What is a Car Light trail?

 At night it is possible to photograph the trails from moving car headlights and tail lights. We do this by using long exposures with our cameras. Most cameras including phone cameras are capable of shooting long exposure photographs.

What is a long exposure?

 Usually when we take a photograph, we are recording an instant in time. A long exposure records an extended period of time rather than the instant. The shutter in our camera remains open for up to 30 seconds or more during which time the sensor records any light hitting it whether the light source is still or moving. Generally these long exposures need to be done at night time. During the day there is too much light and our photo would be completely white.

Light trails are produced when the light source in the frame is moving in relation to the camera. We can achieve this by either using a moving light source, moving the camera itself or a combination of the two. We can also combine a still image with a moving light source.

These shots will work best in your town or city centre where there are a lot of colourful lights.

Camera movement:

We can move the camera by hand or attach it to something that is moving (eg. A car).

Subject movement:

We can fix our camera to a tripod and record any moving lights (eg. Cars driving past).

In this class you will learn “The jiggle technique”

You will also learn the “The dashboard technique”
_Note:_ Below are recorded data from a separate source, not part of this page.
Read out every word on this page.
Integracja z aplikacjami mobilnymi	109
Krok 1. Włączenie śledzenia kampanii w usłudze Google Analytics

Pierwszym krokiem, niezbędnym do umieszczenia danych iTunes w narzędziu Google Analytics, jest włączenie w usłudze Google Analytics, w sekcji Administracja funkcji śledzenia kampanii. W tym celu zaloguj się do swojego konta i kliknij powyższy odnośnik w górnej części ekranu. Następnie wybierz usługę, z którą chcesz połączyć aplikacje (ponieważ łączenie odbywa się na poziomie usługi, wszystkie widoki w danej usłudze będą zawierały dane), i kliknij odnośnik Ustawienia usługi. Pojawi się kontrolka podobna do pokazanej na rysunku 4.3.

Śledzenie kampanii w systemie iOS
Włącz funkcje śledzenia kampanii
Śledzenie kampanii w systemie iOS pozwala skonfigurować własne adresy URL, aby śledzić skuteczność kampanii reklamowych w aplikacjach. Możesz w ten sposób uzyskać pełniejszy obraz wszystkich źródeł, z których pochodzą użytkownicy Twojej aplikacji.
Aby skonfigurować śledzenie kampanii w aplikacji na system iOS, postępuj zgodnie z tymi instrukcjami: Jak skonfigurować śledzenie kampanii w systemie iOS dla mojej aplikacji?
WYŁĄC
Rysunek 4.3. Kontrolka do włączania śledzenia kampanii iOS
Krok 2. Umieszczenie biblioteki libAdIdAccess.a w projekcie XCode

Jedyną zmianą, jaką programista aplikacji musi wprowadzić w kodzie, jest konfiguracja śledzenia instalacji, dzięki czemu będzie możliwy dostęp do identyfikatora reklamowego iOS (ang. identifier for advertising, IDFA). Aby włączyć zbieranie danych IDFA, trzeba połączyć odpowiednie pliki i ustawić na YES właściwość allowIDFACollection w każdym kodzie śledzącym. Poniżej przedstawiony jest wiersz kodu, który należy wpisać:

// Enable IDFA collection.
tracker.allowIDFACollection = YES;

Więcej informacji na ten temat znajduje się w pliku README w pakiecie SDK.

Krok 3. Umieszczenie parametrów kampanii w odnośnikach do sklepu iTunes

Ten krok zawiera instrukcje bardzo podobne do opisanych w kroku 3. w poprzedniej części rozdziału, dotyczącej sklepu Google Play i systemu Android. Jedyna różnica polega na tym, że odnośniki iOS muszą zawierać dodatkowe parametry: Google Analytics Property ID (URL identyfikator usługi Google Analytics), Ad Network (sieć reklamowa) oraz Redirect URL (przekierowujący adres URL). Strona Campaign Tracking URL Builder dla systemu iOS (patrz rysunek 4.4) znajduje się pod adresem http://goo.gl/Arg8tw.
Including people in your light trail images:

Because I love photographing people, I often try to include a human in my images. This gets a little trickier when we are shooting light trails. Generally we want our person to be sharply focused and well exposed within the photograph this usually means using flash. So we are combining a still image (using flash) with a light trail image (using a long exposure).

This will require a reasonable knowledge of flash photography but by watching these following videos, you will get an idea of what is involved.

Because we are shooting in darkness, we don’t really need a powerful flash. A cheap speedlight type flash will be adequate.

Light trails from a tripod:

In one of our videos I set the camera on a tripod beside a busy intersection. I placed the model in the scene and focused on her. I used a large soft box on my flash but you can get similar shots using a speedlight.

I used a 5 second shutter speed at an aperture of F16, ISO 200 and my flash power was adjusted to expose the model properly.

Because I wanted the flash to light the model from the side, I used a flash radio trigger to fire the flash in synchronisation with the camera. These triggers are relatively cheap ($20.00 – $30.00) and open up more possibilities for your flash photography. The shots will still be ok if you use a camera mounted flash or your “pop-up” flash.

Camera on roof rack:  

Now we are stepping up a little to shoot light trails from unusual viewpoints. Often your images will have more impact if you use unique viewpoints.

With this shot we attached the camera to a tripod which was attached securely to the car’s roof rack. The tripod was adjusted to frame our model and the scene and focussed on her. The camera settings were ISO 200, F16 at 5 seconds. The image was framed upside down to achieve the best angle and will be flipped in post production.

For safety reasons we are shooting these images in a carpark and not on the road.

If you are hesitant to place your camera in such a precarious position maybe purchase an older second hand camera that you use specifically for these things.

Our model was lit with a speedlight flash held by Jenn and adjusted to give the correct exposure on her face.

Camera on the bullbar:

Next we attached the tripod centre column to the Bull bar on Scott’s car. Framed and focussed as before, we lit our model with a speedlight on the dash board of the car. Originally we were going to have Maxcine drive the car but we decided to have her sit on the passenger’s side. I fired the camera remotely from the back seat.

The next video shows me shooting our model (who is driving the car) from a home-made bracket on the car seat.

Then I shot from a standing position as the car and model drove by, still using flash to light the model and a longer shutter speed to record the light trails.

Motorcycle Rider from camera mounted on car’s towbar:

This shoot was done at the same location at a different time. The idea was to shoot a moving motor cycle from a moving car. For a unique perspective, the camera was mounted low down on the towbar of my car. The zoom lens was set to wide angle to exaggerate the perspective and the bike needed to be fairly close to the car.

The bike and rider were lit by a flash from within the car.

The final Video shows the evolution of a light trail image that I have never attempted before. We combine the car brake lights, some cheap ($1.50) blue led lights, two flashes and a blue light stick to produce the final image.